The idea of pruning the CPX cover makes sense for people who would have private insurance anyway.

But there is a trick to be wary of. Not all private insurance policies recognise CPX, says Morris. Some assume all policy holders are covered by CoverPlus. If the person has CPX for a lesser amount the policy may still assume that CoverPlus was paying out the standard 80 per cent of income, even though it wasn't. That assumed payment would be deducted from the private insurance policy's weekly or monthly payment.

This is what insurance companies call "offsetting". Insurance isn't designed to put you in a better position financially than you would have been otherwise. So insurance companies offset any payout from ACC against what they would have paid. This can often be found in the fine print of the policy wording referring to "Other Benefit Payments" or similar.

It is one of the many reasons why it's worth seeking advice from a financial adviser who specialises in insurance. An adviser can also help get a claim paid - especially when it is borderline.

Although regular employees can't cut down the amount they pay to ACC, it's a good idea for them to consider taking private insurance as well to get cover for risks outside the ACC legislation.

Morris cites the example of a construction worker who suffered a work-related brain injury on-site in Sydney. The man can never work again and has returned to New Zealand. ACC doesn't cover him because the injury occurred overseas.

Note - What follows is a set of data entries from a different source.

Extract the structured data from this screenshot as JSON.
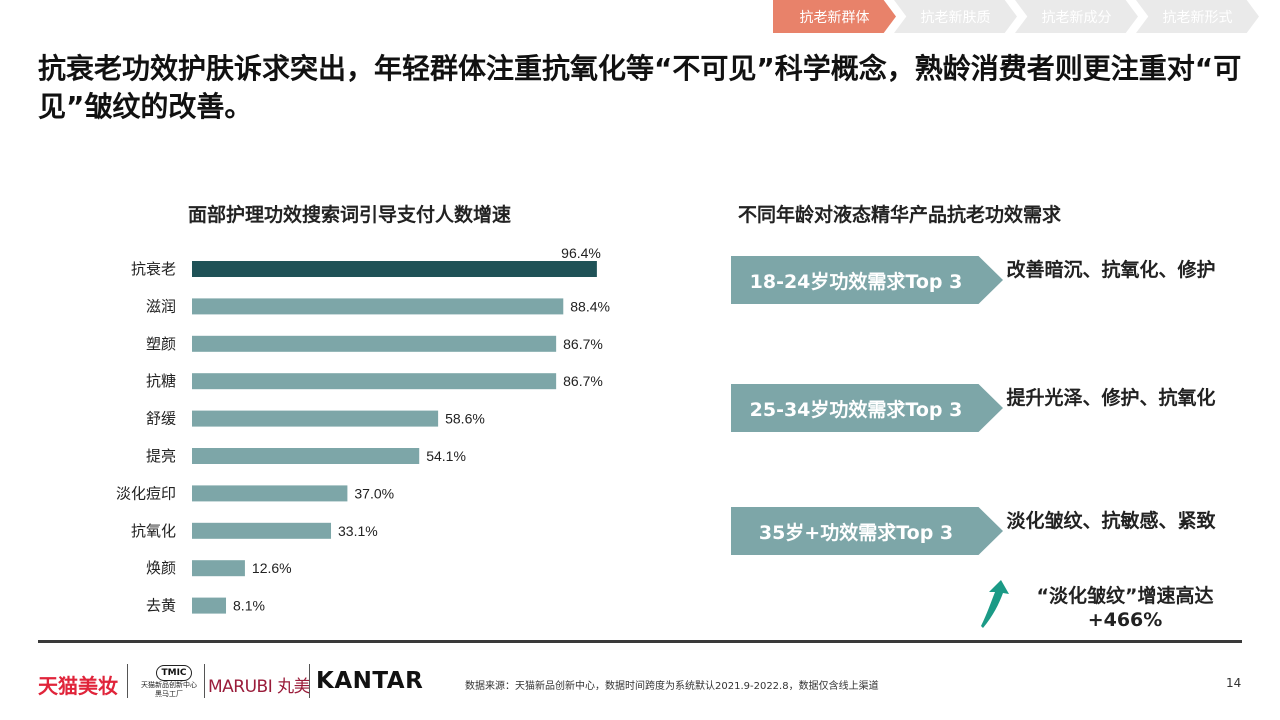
{
  "nav": {
    "tabs": [
      "抗老新群体",
      "抗老新肤质",
      "抗老新成分",
      "抗老新形式"
    ],
    "active_color": "#e8826a",
    "inactive_color": "#eaeaea"
  },
  "headline": "抗衰老功效护肤诉求突出，年轻群体注重抗氧化等“不可见”科学概念，熟龄消费者则更注重对“可见”皱纹的改善。",
  "left_title": "面部护理功效搜索词引导支付人数增速",
  "right_title": "不同年龄对液态精华产品抗老功效需求",
  "chart_data": {
    "type": "bar",
    "orientation": "horizontal",
    "categories": [
      "抗衰老",
      "滋润",
      "塑颜",
      "抗糖",
      "舒缓",
      "提亮",
      "淡化痘印",
      "抗氧化",
      "焕颜",
      "去黄"
    ],
    "values": [
      96.4,
      88.4,
      86.7,
      86.7,
      58.6,
      54.1,
      37.0,
      33.1,
      12.6,
      8.1
    ],
    "labels": [
      "96.4%",
      "88.4%",
      "86.7%",
      "86.7%",
      "58.6%",
      "54.1%",
      "37.0%",
      "33.1%",
      "12.6%",
      "8.1%"
    ],
    "highlight_color": "#1f5257",
    "bar_color": "#7da6a8",
    "xlim": [
      0,
      100
    ]
  },
  "demand": [
    {
      "label": "18-24岁功效需求Top 3",
      "text": "改善暗沉、抗氧化、修护"
    },
    {
      "label": "25-34岁功效需求Top 3",
      "text": "提升光泽、修护、抗氧化"
    },
    {
      "label": "35岁+功效需求Top 3",
      "text": "淡化皱纹、抗敏感、紧致"
    }
  ],
  "trend": {
    "icon": "up-arrow-icon",
    "line1": "“淡化皱纹”增速高达",
    "line2": "+466%",
    "color": "#1b9a86"
  },
  "footer": {
    "tmall": "天猫美妆",
    "tmic_badge": "TMIC",
    "tmic_sub1": "天猫新品创新中心",
    "tmic_sub2": "黑马工厂",
    "marubi": "MARUBI 丸美",
    "kantar": "KANTAR",
    "source": "数据来源：天猫新品创新中心，数据时间跨度为系统默认2021.9-2022.8，数据仅含线上渠道",
    "page": "14"
  }
}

He will be entitled only to a Work and Income benefit in New Zealand, which pays a minimal amount compared with what he might have received from an income protection policy.

A spokesman for ACC says it can consider claims for help for injuries received overseas. The cases are assessed on a case-by-case basis. "It's important to note that ACC can only cover injury-related costs incurred once the person returns to New Zealand - we can't cover costs incurred overseas," he says.

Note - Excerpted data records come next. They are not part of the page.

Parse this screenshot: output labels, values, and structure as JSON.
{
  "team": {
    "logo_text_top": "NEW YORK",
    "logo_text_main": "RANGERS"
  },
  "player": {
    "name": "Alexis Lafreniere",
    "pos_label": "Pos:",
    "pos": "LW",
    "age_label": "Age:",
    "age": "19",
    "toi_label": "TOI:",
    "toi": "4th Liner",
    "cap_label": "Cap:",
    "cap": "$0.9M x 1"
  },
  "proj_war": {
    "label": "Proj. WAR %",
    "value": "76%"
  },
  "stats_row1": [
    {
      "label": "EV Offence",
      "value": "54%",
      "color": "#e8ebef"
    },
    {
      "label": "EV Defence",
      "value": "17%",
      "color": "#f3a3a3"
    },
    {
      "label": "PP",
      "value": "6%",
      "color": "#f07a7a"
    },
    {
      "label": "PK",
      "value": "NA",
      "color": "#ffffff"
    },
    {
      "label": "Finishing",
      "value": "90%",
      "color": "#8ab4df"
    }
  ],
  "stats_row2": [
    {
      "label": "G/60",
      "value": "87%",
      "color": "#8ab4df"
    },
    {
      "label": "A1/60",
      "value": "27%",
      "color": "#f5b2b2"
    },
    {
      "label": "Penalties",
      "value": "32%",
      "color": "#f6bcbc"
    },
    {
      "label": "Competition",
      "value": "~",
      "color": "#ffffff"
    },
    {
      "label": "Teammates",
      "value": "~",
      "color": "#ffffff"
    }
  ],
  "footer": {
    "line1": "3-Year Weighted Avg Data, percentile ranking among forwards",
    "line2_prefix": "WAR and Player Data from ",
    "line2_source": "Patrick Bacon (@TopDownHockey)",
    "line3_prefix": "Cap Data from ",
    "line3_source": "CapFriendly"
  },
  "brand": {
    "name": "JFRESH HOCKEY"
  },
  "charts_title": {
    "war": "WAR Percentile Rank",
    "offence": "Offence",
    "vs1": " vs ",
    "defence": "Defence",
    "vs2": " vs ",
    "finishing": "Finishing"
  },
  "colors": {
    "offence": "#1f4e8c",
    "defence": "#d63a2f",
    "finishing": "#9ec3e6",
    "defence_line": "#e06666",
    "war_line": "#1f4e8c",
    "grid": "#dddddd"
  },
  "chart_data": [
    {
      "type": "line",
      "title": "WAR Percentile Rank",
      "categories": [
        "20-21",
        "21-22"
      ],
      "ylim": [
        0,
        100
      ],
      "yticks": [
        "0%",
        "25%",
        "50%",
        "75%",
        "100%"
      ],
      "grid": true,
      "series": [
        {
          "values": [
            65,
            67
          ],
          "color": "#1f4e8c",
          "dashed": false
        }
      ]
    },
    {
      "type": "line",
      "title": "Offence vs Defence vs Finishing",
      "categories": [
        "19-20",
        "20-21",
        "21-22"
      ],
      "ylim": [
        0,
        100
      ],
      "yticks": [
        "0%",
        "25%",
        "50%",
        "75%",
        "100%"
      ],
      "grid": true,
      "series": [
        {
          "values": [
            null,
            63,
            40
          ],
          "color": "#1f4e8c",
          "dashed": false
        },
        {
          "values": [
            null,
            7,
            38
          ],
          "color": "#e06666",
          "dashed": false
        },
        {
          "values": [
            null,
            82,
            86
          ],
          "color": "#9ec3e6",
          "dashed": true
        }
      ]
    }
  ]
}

Another reason for wage and salary earners to have extra private income protection insurance is to cover those times when they're not working. If people go on maternity leave or sabbatical, for example, and are not earning a wage or salary in the weeks before an accident, they get no payout from CoverPlus.

Another issue to be aware of with both types of ACC cover is the spectre of "degenerative conditions", which are typically excluded by ACC, but would usually be covered by a more general income protection or TPD policy. ACC won't pay for injuries deemed to be the result of degenerative conditions. Private insurance, however, doesn't usually have those limitations.

Morris adds that we live in a "global village" with people moving overseas to work. They can't take ACC cover with them, but they can take their private income protection cover.

One trick here is that New Zealand income protection insurance cover tends to be cheaper, says Morris, than overseas cover. That's in part because the underwriters factor in ACC, which reduces the amount they need to pay out in the event of a claim.

Most private income protection and TPD policies are still valid if you move overseas - providing you keep paying the premiums, says Morris. Even while overseas the policy holder is still charged at a rate that takes ACC into account.

Neither ACC cover nor private insurance cover is straightforward. Each has its own exclusions and every year there are cases of people who have become, or believe they have become, disabled, who miss out on payments.

ACC cases are documented on the extremely busy forums at ACCforum.org and on the decision database for the Accident Compensation Appeals District Court Registry, which can be found at http://tinyurl.com/ACCappeals.

Results of cases taken to the Insurance and Savings Ombudsman about private insurance claims can be found at http://casestudies.co.nz/html/search/default.aspx.

•Last week I wrote about interest-free hire purchase deals and why they weren't such a great "deal". A reader posted on NZHerald.co.nz with a simple, but clever, point that I wanted to share with readers of the paper. Neil from Auckland Central pointed out: "It's also interesting to note that 'specials' at most retailers rotate through interest-free deals and 10-20 per cent off deals. So in effect, when going interest-free, you are already paying more."